Static Stretching & Weight Training
Exercise
Posted on May 09, 2012 by Jenny Cromack
The Truth About Static Stretching
Now a common sight in most gyms in good old Harry in the corner performing some extreme stretches before hitting the bench press. There is a wealth of research now showing how dangerous and useless static stretching before exercise actually is, yet most fitness professional are actually taught to stretch their client out before exercise.
Research is now showing that static stretching should actually be performed 4-6 hours following a workout since it involves the parasympathetic nervous system; unfortunately it is highly unlikely that the majority of the gym population could be convinced to adhere to this principal.
If you are ridiculously inflexible and it affects your lifts or training, the only stretching strategy that should be introduced is Proprioceptive Neuromuscular Facilitation (PNF). There are several reasons for this;
- Does not decrease the blood supply to the muscle, static stretching is notorious for this. As we all know blood supply is kind of a key element to any form of exercise.
- PNF facilitates better flexibility gains as opposed to static stretching, 3 or 4 repetitions can easily increase range of motion by 4-6 inches.

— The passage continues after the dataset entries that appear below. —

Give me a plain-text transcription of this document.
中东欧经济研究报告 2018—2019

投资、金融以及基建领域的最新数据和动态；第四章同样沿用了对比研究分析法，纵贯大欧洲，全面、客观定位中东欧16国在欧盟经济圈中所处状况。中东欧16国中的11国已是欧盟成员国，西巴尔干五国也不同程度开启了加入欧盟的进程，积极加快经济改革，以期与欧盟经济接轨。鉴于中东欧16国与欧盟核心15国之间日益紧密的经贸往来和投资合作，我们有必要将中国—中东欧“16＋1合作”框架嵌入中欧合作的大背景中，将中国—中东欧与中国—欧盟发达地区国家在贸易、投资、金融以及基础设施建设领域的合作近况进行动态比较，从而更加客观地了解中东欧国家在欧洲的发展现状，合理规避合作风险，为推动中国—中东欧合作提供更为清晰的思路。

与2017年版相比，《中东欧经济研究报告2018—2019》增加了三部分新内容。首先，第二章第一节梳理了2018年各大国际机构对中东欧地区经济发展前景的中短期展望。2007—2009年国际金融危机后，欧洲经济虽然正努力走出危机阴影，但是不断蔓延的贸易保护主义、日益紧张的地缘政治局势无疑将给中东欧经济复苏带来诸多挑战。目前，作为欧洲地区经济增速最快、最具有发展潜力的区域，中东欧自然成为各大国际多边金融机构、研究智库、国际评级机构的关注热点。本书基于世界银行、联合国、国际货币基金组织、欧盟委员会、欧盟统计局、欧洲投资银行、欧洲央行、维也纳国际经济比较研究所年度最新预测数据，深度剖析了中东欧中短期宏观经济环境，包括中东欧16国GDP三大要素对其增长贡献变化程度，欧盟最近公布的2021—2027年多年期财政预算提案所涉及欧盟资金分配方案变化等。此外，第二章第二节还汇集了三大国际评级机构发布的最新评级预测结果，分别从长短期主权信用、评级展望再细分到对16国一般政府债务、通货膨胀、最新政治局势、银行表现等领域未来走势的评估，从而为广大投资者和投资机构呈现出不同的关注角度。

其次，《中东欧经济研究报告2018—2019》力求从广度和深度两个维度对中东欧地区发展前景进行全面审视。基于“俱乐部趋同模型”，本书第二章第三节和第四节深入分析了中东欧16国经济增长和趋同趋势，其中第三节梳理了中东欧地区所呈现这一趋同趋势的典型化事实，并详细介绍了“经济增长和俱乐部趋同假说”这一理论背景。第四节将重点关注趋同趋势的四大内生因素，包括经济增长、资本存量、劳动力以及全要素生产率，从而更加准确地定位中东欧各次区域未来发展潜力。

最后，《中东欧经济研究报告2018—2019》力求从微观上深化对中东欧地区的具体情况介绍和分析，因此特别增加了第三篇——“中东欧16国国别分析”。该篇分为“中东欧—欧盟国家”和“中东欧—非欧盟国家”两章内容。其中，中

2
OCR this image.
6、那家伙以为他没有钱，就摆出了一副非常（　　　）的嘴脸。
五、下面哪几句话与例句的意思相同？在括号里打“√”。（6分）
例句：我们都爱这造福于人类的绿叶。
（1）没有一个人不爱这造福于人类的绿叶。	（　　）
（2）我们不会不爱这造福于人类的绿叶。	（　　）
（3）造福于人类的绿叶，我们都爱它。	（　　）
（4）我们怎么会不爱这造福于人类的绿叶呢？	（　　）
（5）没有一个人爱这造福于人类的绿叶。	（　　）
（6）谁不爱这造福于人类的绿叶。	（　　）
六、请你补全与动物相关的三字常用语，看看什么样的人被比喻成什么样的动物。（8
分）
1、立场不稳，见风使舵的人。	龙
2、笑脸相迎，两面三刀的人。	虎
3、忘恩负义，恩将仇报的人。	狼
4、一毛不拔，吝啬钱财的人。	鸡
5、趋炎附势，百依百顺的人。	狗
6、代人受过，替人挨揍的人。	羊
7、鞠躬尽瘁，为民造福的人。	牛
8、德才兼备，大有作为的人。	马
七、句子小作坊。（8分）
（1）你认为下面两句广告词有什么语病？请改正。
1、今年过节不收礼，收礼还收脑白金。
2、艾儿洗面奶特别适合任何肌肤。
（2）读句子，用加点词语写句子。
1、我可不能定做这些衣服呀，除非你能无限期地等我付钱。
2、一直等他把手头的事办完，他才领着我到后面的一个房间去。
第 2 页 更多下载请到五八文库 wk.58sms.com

- Stimulates the fight or flight response, crucial if your lifting some weight, opposed to the parasympathetic streteching (static stretching) which is great for relaxing, but I wouldn’t want to be relaxed under a 200lb Olympic bar!
Remember only stretch if you have terrible flexibility, most of the normal population, providing you don’t spend your life only doing bench presses, should be ok to just mobilize through a low weight lift.